In January, state emergency leaders roundly criticized the worker who errantly sent a text message warning thousands in Hawaii of an imminent ballistic missile attack as incompetent.

The so-called “Button Pusher,” they said, worried his supervisors for more than a decade, confusing drills with real-life events and making fellow Hawaii Emergency Management Agency workers uncomfortable.

Three days later, the now-fired Hawaii man disputed their account entirely. Suddenly, there were conflicting accounts regarding the monumental mishap.

It appears the public won’t find clarity on this anytime soon. Despite Gov. David Ige’s assurances that the state would restore confidence in the agency, HEMA has declined Civil Beat’s request for documentation to support its claims on the button-pusher’s job performance.

Honolulu attorney Michael Green, right, sits with his client, the former Hawaii Emergency Management Agency employee who sent a false missile alert to residents and visitors in Hawaii, left, during an interview with reporters, Friday, Feb. 2, 2018 in Honolulu. The ex-state employee says he's devastated about causing panic, but he believed it was a real attack at the time. The man in his 50s spoke to reporters Friday on the condition he not be identified because he fears for his safety after receiving threats. (AP Photo/Jennifer Sinco Kelleher)
Honolulu attorney Michael Green, right, sits with his client, the former Hawaii Emergency Management Agency employee who sent a false missile alert in January. AP

Although no media outlets have named the man, the request “would constitute a clearly unwarranted invasion of personal privacy and cannot be produced,” the agency stated in a March 29 email.

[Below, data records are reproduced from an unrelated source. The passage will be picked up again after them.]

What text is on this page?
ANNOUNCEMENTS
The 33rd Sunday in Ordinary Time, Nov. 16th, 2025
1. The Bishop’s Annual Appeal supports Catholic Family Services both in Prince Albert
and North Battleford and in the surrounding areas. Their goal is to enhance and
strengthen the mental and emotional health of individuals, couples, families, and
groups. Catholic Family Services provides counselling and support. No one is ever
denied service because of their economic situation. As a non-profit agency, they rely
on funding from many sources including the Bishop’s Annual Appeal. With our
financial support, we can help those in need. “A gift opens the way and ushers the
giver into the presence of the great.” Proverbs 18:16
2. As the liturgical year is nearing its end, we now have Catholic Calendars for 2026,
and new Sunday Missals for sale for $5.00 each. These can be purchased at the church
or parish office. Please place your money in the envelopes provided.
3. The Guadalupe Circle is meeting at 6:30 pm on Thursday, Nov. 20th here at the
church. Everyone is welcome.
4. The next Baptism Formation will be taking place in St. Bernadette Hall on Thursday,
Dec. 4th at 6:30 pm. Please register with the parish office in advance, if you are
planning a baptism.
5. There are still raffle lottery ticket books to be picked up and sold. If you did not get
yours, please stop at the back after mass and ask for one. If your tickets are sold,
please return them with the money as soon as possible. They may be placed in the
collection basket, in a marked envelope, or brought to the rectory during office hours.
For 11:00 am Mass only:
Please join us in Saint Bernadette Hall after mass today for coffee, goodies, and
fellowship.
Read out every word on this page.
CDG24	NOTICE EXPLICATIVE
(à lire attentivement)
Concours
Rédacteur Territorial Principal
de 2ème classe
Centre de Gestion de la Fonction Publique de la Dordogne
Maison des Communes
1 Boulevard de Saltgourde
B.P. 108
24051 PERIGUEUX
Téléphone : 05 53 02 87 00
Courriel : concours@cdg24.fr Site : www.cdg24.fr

HEMA’s lawyers have advised that the agency can’t release documents on job performance until after the button-pusher’s grievance process has been exhausted, according to Lt. Col. Charles Anthony, a HEMA spokesman.

“That’s just wrong,” said Brian Black, president and executive director of The Civil Beat Law Center.

“Nothing in 92F (the state open-records law) makes records confidential. Nothing requires the government to withhold information,” Black said Monday.  “It says you can withhold it if you want to, but it does not say you must withhold it.”

The state’s records law requires agencies to release details on state workers who were fired or suspended once their grievance is finished — but it doesn’t stop them from releasing those details earlier if they believe it’s in the public interest, he said.

HEMA is “acting as if the law on public records that says you must produce things is saying they can’t produce it,” Black said.

Further, by arguing that the request would lead to a “clearly unwarranted invasion of personal privacy,” HEMA is dismissing the same public interest that it helped create when it criticized the employee as incompetent, Black said.

Conflicting Accounts

On Jan. 29, about two weeks after the Jan. 13 false missile alert text went out to thousands of phones across the islands, retired Brig. Gen. Bruce Oliveira released the state’s initial report on what lead up to it.

The report pointed to systemic flaws at HEMA and its State Warning Point, located inside the Diamond Head Crater. But it also took withering aim at “Employee 1” — the Button Pusher — for “poor performance” over the years.

Other Warning Point workers are “not comfortable with Employee 1 as a supervisor, two-man team, or as a part of the SWP in general,” Oliveira’s report stated. “He is does not take initiative (sic) and has to be directed before he takes action.”

General Bruce Oliveira presents his investigation fo the false missile alert findings at press conference.
Retired Brig. General Bruce Oliveira released a report on the false missile alert that harshly criticized the employee who initiated it. Cory Lum/Civil Beat

The employee froze after sending the warning with a mouse-click on his computer and didn’t help other workers respond, according to the report. He was fired Jan. 26, state officials said.

“He is unable to comprehend the situation at hand and has confused real life events and drills on at least two separate occasions,” the report said. Oliveira said the worker’s poor performance had been documented.

On Feb. 2, during a daylong blitz of one-on-one media interviews, the employee disputed all the criticism levied against him.

“That wasn’t true. Everyone was working, contributing, answering phones and doing what we could to remedy the situation,” he told Civil Beat of the moments after the alert went out. “I was answering calls. We all did what we could.”

He said he doesn’t recall ever mistaking previous drills for actual events.

“There’s no documentation about that – nothing I signed off on,” he said.

He added that he was surprised to hear the claim that he had made fellow workers uncomfortable.

“I’ve always been a team player. My co-workers should have known that. I’ve sacrificed over the years to switch my work schedule for some of my co-workers,” he said. “I don’t see why all of a sudden they would say these things. It’s hurtful to read about. It’s bewildering to me where that comes from.”

Anthony, meanwhile, said he’s still trying to get documents released that are not part of the Button Pusher’s personnel file. He did not elaborate on the nature of those documents.

“I would really like to see some of that information released even if it has to be redacted,” Anthony said Thursday. 

He added, however, that it’s not his decision to make unilaterally.

“I am working through that process,” Anthony said.